How You Could Solve It
If your goal is production-grade network observability, the harder problem is not moving bytes between systems. It's maintaining enrichment logic, correlation rules, schema consistency, and support for multiple flow sources over time.
That's where a purpose-built collector starts to make sense. Instead of building each piece yourself, you adopt a collector that already understands flow protocols, normalizes the output, and can emit OTLP traces into the rest of your observability stack.
That is the transition point this post highlights. OpenTelemetry gives you the common language. The real design question is how much of the translation layer you want to own.
Where To Explore Next
We started with a simple question: can you turn traditional network signals into OTel traces? Yes.
But the more useful question is this: what has to happen between "raw flow record" and "something an operator can actually use during an incident"?
If you want to explore the production side of that problem space, these are the next places to look:
The ElastiFlow documentation for the broader collector and platform model.
NetObserv OTLP trace output for how flow records are emitted as traces.
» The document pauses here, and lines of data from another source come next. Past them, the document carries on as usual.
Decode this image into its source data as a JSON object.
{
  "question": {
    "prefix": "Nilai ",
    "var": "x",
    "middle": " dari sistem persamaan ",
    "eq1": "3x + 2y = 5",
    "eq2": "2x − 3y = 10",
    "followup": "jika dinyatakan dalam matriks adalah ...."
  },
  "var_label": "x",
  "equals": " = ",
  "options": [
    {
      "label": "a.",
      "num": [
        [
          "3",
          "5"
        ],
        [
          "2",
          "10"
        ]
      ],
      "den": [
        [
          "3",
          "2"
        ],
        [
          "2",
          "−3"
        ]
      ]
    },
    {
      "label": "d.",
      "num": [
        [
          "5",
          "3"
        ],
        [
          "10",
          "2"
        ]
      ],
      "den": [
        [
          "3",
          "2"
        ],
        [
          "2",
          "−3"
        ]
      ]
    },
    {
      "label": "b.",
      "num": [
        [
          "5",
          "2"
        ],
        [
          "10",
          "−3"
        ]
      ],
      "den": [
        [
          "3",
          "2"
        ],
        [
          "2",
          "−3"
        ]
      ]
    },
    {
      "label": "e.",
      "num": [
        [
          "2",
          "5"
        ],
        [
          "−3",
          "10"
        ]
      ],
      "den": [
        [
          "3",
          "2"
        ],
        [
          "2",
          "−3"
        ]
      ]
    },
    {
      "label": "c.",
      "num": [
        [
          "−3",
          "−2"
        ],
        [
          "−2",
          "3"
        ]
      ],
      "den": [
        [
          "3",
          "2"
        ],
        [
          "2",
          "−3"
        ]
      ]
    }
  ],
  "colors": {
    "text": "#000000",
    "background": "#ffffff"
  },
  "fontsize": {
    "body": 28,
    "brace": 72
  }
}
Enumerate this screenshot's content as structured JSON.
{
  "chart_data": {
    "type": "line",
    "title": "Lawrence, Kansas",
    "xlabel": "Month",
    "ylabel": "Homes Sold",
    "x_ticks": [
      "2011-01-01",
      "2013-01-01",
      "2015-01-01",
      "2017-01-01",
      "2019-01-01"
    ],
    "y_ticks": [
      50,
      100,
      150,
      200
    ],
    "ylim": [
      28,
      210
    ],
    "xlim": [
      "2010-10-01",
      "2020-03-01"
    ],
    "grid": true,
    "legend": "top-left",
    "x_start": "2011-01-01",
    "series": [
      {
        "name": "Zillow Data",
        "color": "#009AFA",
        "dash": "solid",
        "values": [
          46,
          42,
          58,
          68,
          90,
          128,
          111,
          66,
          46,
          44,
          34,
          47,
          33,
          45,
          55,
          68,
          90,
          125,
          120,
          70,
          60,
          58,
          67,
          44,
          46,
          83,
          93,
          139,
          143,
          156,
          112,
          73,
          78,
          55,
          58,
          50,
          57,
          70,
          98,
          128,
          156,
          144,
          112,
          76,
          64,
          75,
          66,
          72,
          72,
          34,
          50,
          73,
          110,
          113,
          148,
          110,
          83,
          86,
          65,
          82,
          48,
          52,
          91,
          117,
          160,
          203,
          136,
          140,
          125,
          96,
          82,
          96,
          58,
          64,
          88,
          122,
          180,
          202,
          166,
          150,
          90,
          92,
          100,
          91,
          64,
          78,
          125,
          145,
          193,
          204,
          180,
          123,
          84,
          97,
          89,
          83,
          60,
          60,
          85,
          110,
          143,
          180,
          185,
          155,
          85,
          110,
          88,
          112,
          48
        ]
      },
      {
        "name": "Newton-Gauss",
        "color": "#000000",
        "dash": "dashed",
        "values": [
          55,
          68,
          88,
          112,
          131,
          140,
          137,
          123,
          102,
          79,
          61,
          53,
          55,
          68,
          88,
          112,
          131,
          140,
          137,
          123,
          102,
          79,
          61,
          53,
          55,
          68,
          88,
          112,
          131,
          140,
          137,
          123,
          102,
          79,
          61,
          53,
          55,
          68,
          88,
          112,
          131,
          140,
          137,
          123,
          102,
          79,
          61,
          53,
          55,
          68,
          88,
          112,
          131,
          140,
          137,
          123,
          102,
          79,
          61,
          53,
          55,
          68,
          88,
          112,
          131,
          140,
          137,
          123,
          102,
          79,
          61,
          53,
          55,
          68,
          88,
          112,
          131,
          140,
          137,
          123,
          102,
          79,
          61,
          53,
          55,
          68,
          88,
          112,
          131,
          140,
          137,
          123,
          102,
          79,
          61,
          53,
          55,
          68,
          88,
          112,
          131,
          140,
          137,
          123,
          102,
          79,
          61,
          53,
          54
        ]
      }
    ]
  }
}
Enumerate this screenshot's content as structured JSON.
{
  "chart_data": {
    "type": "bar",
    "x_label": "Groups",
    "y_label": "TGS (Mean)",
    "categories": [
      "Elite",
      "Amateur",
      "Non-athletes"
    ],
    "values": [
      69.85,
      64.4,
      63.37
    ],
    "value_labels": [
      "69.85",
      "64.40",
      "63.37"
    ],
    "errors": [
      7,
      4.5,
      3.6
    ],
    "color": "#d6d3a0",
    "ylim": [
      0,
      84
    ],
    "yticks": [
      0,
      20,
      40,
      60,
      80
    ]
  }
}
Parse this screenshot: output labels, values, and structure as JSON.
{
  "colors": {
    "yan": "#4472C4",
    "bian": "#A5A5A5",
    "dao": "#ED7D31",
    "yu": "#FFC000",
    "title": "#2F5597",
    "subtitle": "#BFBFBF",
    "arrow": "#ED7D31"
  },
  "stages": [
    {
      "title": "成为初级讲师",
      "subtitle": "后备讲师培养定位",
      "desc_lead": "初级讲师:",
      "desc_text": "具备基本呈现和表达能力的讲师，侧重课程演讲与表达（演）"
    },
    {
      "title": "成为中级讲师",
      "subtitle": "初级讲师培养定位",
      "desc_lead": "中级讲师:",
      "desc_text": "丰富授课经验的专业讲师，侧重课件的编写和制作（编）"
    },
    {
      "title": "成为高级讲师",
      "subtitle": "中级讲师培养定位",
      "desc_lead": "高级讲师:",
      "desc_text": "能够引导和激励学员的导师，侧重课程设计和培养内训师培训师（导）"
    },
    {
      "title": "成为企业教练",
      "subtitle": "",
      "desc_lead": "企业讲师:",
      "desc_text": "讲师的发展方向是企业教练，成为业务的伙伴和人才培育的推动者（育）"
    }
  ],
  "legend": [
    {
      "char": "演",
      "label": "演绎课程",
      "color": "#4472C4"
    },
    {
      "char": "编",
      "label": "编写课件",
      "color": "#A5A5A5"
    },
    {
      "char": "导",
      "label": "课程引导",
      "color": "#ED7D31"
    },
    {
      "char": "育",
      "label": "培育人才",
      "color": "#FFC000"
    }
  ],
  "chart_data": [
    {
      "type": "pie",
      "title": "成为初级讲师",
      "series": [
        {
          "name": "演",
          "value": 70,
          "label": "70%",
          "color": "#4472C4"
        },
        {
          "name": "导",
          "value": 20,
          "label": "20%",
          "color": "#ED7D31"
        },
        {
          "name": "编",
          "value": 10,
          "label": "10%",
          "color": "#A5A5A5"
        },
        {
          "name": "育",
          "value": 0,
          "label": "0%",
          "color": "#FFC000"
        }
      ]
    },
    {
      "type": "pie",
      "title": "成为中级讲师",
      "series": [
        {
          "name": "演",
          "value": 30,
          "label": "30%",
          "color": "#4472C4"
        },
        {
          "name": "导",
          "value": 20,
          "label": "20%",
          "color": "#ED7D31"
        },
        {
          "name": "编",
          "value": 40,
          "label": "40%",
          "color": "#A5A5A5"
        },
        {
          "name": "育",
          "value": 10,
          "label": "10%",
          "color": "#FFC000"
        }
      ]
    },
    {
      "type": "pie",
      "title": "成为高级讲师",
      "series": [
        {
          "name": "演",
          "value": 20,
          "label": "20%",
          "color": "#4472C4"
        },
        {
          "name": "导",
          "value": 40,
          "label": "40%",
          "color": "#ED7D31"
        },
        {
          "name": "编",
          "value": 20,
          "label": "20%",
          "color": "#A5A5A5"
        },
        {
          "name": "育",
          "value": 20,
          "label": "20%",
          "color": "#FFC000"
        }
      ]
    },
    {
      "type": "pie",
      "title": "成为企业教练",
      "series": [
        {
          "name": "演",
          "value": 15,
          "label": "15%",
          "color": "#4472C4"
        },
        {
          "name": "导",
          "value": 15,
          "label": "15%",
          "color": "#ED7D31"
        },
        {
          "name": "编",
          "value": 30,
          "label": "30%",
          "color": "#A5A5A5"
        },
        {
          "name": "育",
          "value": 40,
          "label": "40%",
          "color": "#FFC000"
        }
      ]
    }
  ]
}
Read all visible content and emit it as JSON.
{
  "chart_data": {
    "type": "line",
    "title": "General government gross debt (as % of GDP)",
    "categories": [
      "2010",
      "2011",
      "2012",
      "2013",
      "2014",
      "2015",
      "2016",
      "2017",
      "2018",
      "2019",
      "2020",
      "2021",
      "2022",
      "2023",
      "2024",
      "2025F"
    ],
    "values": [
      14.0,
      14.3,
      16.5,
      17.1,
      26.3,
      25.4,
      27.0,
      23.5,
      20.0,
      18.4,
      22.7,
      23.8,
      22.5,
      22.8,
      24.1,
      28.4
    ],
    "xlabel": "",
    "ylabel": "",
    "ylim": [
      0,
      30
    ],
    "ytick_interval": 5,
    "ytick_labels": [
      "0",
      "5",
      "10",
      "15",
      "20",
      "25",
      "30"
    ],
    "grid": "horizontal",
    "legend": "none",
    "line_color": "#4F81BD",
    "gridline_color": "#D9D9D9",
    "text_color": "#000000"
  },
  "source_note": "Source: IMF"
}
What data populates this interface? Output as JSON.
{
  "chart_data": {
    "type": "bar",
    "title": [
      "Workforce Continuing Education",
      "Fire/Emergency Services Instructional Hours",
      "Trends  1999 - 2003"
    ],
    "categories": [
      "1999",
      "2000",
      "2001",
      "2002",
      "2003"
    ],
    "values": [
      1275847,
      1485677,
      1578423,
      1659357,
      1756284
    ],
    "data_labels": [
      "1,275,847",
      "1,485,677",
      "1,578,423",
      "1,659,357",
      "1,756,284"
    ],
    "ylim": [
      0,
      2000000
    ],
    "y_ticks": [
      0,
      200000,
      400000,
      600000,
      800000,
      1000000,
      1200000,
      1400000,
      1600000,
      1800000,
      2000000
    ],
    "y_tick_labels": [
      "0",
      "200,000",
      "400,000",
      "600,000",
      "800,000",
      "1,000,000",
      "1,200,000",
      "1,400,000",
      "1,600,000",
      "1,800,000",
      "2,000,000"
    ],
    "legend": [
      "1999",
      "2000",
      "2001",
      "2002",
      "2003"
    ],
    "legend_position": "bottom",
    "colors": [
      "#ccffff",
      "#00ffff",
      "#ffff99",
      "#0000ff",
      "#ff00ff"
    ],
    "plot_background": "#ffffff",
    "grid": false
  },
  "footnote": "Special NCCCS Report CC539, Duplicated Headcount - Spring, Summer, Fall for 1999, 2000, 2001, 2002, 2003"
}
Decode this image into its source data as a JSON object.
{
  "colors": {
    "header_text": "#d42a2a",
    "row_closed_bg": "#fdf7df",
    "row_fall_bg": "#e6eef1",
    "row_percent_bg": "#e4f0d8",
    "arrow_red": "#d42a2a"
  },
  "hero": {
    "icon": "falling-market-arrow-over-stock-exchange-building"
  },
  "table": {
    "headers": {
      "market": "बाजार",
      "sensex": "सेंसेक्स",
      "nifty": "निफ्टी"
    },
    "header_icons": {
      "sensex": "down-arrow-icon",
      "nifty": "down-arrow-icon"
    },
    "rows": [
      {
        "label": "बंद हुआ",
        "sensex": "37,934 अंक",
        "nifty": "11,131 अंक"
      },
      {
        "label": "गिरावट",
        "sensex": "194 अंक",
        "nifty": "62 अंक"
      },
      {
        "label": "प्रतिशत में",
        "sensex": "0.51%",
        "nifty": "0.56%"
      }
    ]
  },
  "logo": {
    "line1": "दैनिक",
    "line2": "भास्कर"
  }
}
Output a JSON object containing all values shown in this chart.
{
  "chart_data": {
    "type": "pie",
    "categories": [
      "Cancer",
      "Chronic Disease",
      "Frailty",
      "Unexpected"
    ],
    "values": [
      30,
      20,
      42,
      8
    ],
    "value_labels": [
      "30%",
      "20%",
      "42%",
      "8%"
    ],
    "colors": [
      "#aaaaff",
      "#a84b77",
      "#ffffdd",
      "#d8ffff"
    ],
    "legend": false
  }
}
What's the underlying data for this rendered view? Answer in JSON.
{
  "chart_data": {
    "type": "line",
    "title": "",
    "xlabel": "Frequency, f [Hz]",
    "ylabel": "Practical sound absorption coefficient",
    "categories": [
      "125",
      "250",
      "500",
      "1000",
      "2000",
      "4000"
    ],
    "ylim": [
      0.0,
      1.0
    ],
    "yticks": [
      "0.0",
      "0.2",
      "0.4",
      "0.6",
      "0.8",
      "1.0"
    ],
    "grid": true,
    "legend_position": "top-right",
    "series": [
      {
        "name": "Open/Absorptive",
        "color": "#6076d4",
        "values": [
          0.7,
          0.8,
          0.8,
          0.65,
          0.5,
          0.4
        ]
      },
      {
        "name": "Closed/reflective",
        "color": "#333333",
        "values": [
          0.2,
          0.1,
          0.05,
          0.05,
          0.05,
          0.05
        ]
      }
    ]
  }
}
NetObserv input configuration for the range of network telemetry sources it can ingest.
K8s Native Flow Collection with Mermin
The Flow Semantic Convention for the data model behind flow-oriented telemetry.
Traditional network signals didn't disappear. They're still running, still valuable, still catching problems before the application layer can explain them. OpenTelemetry can be the bridge. Whether you build that bridge yourself or adopt one that's already paved depends on what problem you're actually trying to solve.